Layerwise LQR (LLQR)

Layerwise LQR (LLQR) treats a deep network as a sequence of layerwise state transitions and uses that structure to build geometry-aware optimization updates. This repository contains the current JAX/Flax research implementation: the scalable relaxed LLQR preconditioner path used in training loops, exact or toy reference paths for smaller checks, and the LLQR + SAM / Friendly-SAM experiment surfaces used by the paper-facing releases.

What Is In This Repository?

A Hydra-driven experiment runner in run.py.
A relaxed LLQR preconditioner implementation in lqr_optimizer/_src/preconditioner.py.
Exact or benchmark-style second-order helpers in lqr_optimizer/_src/exact_methods.py.
Structured inverse-preconditioner families, including diagonal, Kronecker, EKFAC-style, and separable EKFAC-style variants.
Paper-facing SAM-family training modes: base_sam, base_fsam, and fisher_sam.
Public experiment presets for CIFAR, ImageNet, grokking-style transformers, IWSLT14 German-to-English translation, and several CIFAR architecture families.
Toy and reduced validation paths for local sanity checks.

Current status:

Maintained: run.py, Hydra configs under configs/, the relaxed LLQR preconditioner path, paper-facing SAM modes, CIFAR presets, IWSLT14 translation, and current architecture surfaces.
Experimental: low-memory LLQR operator modes, sample-separable second-order paths, large-batch ImageNet routing, and research-only SAM ablations.
Secondary or stale until audited: run_single_layer_test.py and any workflow that assumes the exact LLQR baseline is the main large-model training path.

TL;DR Quickstart

Use the quick local profile when you only want to check that the training path, config composition, model construction, and LLQR preconditioner wiring are working.

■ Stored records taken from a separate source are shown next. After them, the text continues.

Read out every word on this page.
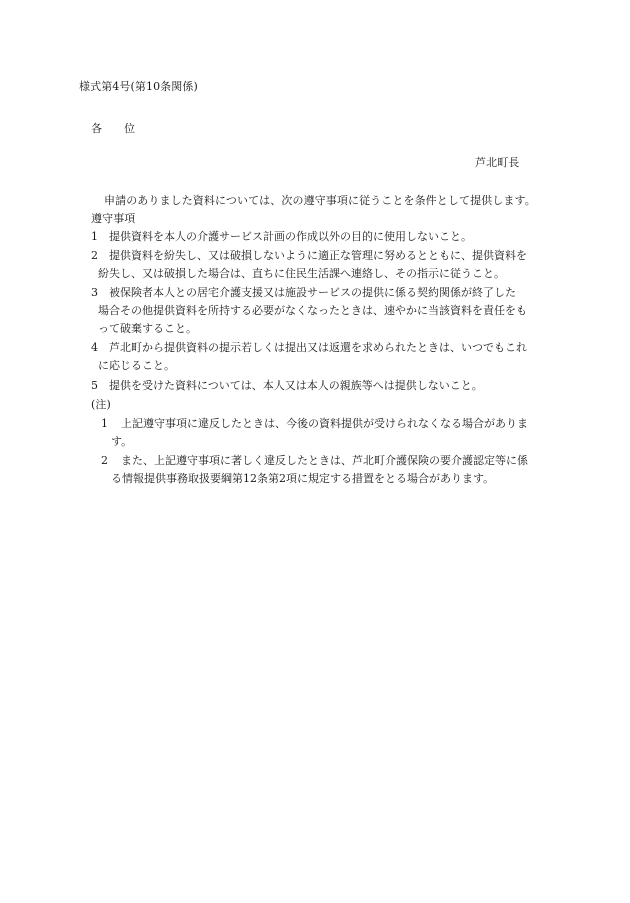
様式第4号(第10条関係)
各 位
芦北町長
申請のありました資料については、次の遵守事項に従うことを条件として提供します。
遵守事項
1 提供資料を本人の介護サービス計画の作成以外の目的に使用しないこと。
2 提供資料を紛失し、又は破損しないように適正な管理に努めるとともに、提供資料を
紛失し、又は破損した場合は、直ちに住民生活課へ連絡し、その指示に従うこと。
3 被保険者本人との居宅介護支援又は施設サービスの提供に係る契約関係が終了した
場合その他提供資料を所持する必要がなくなったときは、速やかに当該資料を責任をも
って破棄すること。
4 芦北町から提供資料の提示若しくは提出又は返還を求められたときは、いつでもこれ
に応じること。
5 提供を受けた資料については、本人又は本人の親族等へは提供しないこと。
(注)
1 上記遵守事項に違反したときは、今後の資料提供が受けられなくなる場合がありま
す。
2 また、上記遵守事項に著しく違反したときは、芦北町介護保険の要介護認定等に係
る情報提供事務取扱要綱第12条第2項に規定する措置をとる場合があります。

uv run python run.py experiment=quick-local-test

Expected behavior:

Hydra composes configs/experiment/quick-local-test.yaml.
The run builds a small MNIST-style training path and an e-kfac LLQR preconditioner.
CLI output reports training and validation progress.
Local logging artifacts may appear under .aim/ and outputs/.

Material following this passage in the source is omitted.